顔色を伺うということが、100%悪いことだとは思わないですよ。
印象を良くしたい、と思うなら、当然相手の期待に応えるでしょう?
気になる女の子が喜ぶのなら、どんな歯の浮くセリフでも、さらりと言ってしまえるでしょう?(あ、これは人によるか)
でもね、必死に悩むくらいなら、素直に「特撮なんて持ちネタにありませんよー。縛りはきついです。アニソン可ですか?」とか言ったらいい、とはあたしも思う。
顔色をうかがうのではなくて、呼吸を読むということが大事なのではないかな、と思うですよ。
上司を前に「俺はこういう人間なんで」と突っぱねるのは、やっぱり社会人として考え物だと思います。
最近は、全部そういうのを「個性」で片付けようとするけれど、相手を敬い、自分を抑えることも礼儀として必要じゃないかな、と。
へへー、びっくりしたでしょ。意外に古風な意見で。
媚びる、ってもっと直裁に言った方が言いたいことが伝わったかも。なんて、今さら思ったりして。
> 顔色をうかがうのではなくて、呼吸を読むということが大事なのではないかな、と思うですよ。
この表現、実にしっくりきます。そう"呼吸を読む"っては大事です。ボクも大事にしたい。実に難しいコトではありますけれど。
ただですね。
> 上司を前に「俺はこういう人間なんで」と突っぱねるのは、やっぱり社会人として考え物だと思います。
これは違うと思うのでアリマス。
"突っぱねるのが良くない"というなら、それはきっと上司に対してだけじゃない。誰に対してもそうであるべきなんだと思います。

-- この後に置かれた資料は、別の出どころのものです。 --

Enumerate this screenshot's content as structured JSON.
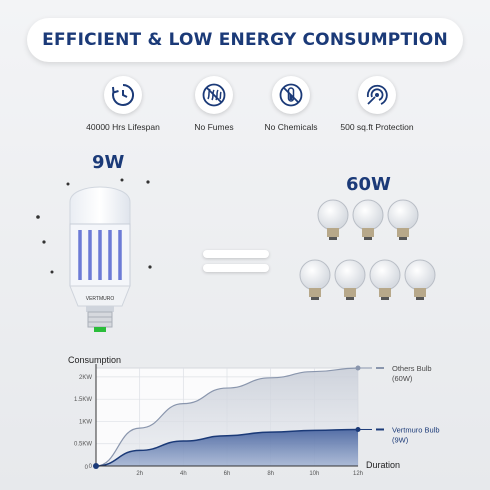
{
  "banner": {
    "title": "EFFICIENT & LOW ENERGY CONSUMPTION"
  },
  "features": [
    {
      "label": "40000 Hrs Lifespan",
      "icon": "clock-refresh-icon"
    },
    {
      "label": "No Fumes",
      "icon": "no-fumes-icon"
    },
    {
      "label": "No Chemicals",
      "icon": "no-chemicals-icon"
    },
    {
      "label": "500 sq.ft Protection",
      "icon": "protection-target-icon"
    }
  ],
  "comparison": {
    "left_watt": "9W",
    "right_watt": "60W",
    "bulb_brand": "VERTMURO"
  },
  "colors": {
    "accent": "#1b3a78",
    "others_curve": "#8a96ad",
    "vertmuro_curve": "#1b3a78"
  },
  "chart_data": {
    "type": "area",
    "title": "Consumption",
    "xlabel": "Duration",
    "ylabel": "Consumption",
    "x_ticks": [
      "0",
      "2h",
      "4h",
      "6h",
      "8h",
      "10h",
      "12h"
    ],
    "y_ticks": [
      "0",
      "0.5KW",
      "1KW",
      "1.5KW",
      "2KW"
    ],
    "xlim": [
      0,
      12
    ],
    "ylim": [
      0,
      2.2
    ],
    "grid": true,
    "series": [
      {
        "name": "Others Bulb",
        "name_line2": "(60W)",
        "x": [
          0,
          2,
          4,
          6,
          8,
          10,
          12
        ],
        "values": [
          0,
          0.85,
          1.4,
          1.75,
          1.98,
          2.12,
          2.2
        ]
      },
      {
        "name": "Vertmuro Bulb",
        "name_line2": "(9W)",
        "x": [
          0,
          2,
          4,
          6,
          8,
          10,
          12
        ],
        "values": [
          0,
          0.35,
          0.56,
          0.68,
          0.76,
          0.8,
          0.82
        ]
      }
    ]
  }
}
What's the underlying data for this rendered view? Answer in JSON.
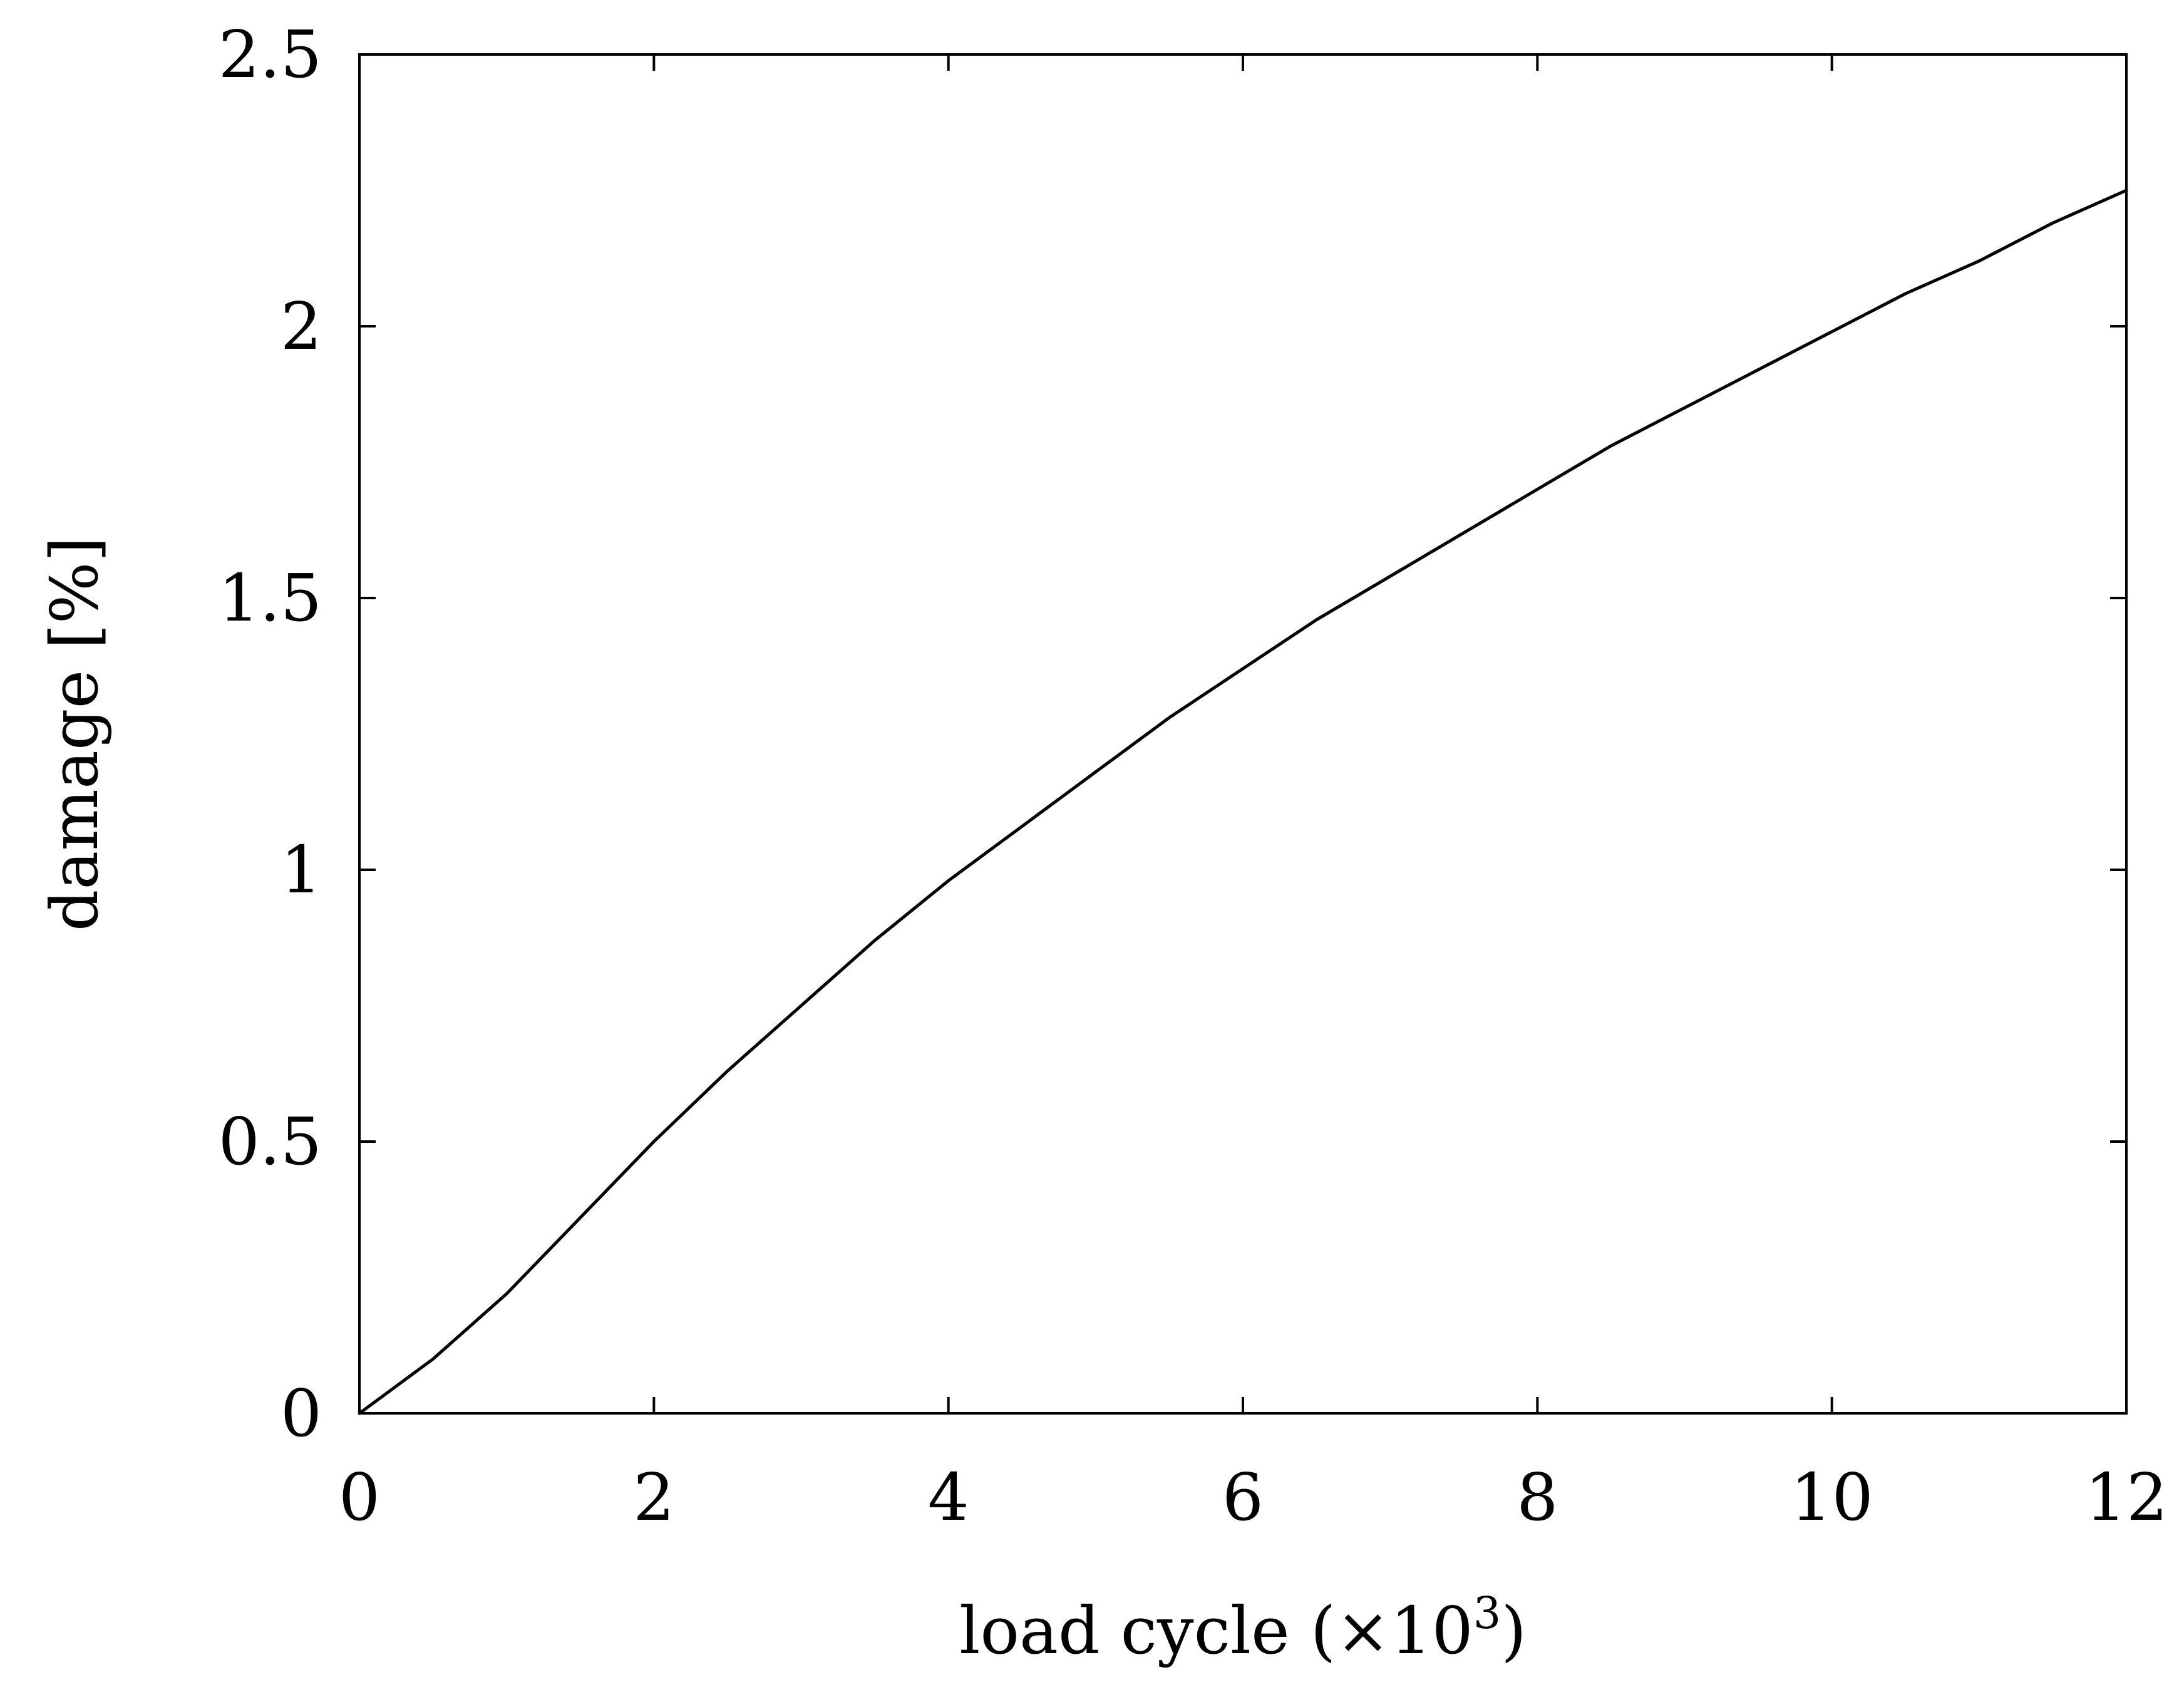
{
  "chart_data": {
    "type": "line",
    "title": "",
    "xlabel": "load cycle (×10",
    "xlabel_superscript": "3",
    "xlabel_suffix": ")",
    "ylabel": "damage [%]",
    "xlim": [
      0,
      12
    ],
    "ylim": [
      0,
      2.5
    ],
    "x_ticks": [
      0,
      2,
      4,
      6,
      8,
      10,
      12
    ],
    "x_tick_labels": [
      "0",
      "2",
      "4",
      "6",
      "8",
      "10",
      "12"
    ],
    "y_ticks": [
      0,
      0.5,
      1,
      1.5,
      2,
      2.5
    ],
    "y_tick_labels": [
      "0",
      "0.5",
      "1",
      "1.5",
      "2",
      "2.5"
    ],
    "grid": false,
    "legend": "none",
    "series": [
      {
        "color": "#000000",
        "x": [
          0,
          0.25,
          0.5,
          0.75,
          1,
          1.25,
          1.5,
          1.75,
          2,
          2.5,
          3,
          3.5,
          4,
          4.5,
          5,
          5.5,
          6,
          6.5,
          7,
          7.5,
          8,
          8.5,
          9,
          9.5,
          10,
          10.5,
          11,
          11.5,
          12
        ],
        "y": [
          0,
          0.05,
          0.1,
          0.16,
          0.22,
          0.29,
          0.36,
          0.43,
          0.5,
          0.63,
          0.75,
          0.87,
          0.98,
          1.08,
          1.18,
          1.28,
          1.37,
          1.46,
          1.54,
          1.62,
          1.7,
          1.78,
          1.85,
          1.92,
          1.99,
          2.06,
          2.12,
          2.19,
          2.25
        ]
      }
    ]
  }
}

そして、本当に必要なら相手が誰であろうと"突っぱねるべきとき"は突っぱねるべきなんだと思います。(カラオケの選曲がそうだ、ってわけじゃないですよ?(笑))
これまた"呼吸を読む"のと同じくらい難しいんですけどね。しみじみ実感こもっちゃいますけど(笑)。
とゆーわけで。
> へへー、びっくりしたでしょ。意外に古風な意見で。
実はボクの方が古風なのかもしれません、と思ったりしました。イマドキこんなコト、真顔で言うヒトいないですよね。わはは。
追記.
> 気になる女の子が喜ぶのなら、どんな歯の浮くセリフでも、さらりと言ってしまえるでしょう?(あ、これは人によるか)
まったくもって、ボクみたいに初心な照れ屋には実に難しいコトであります(笑)。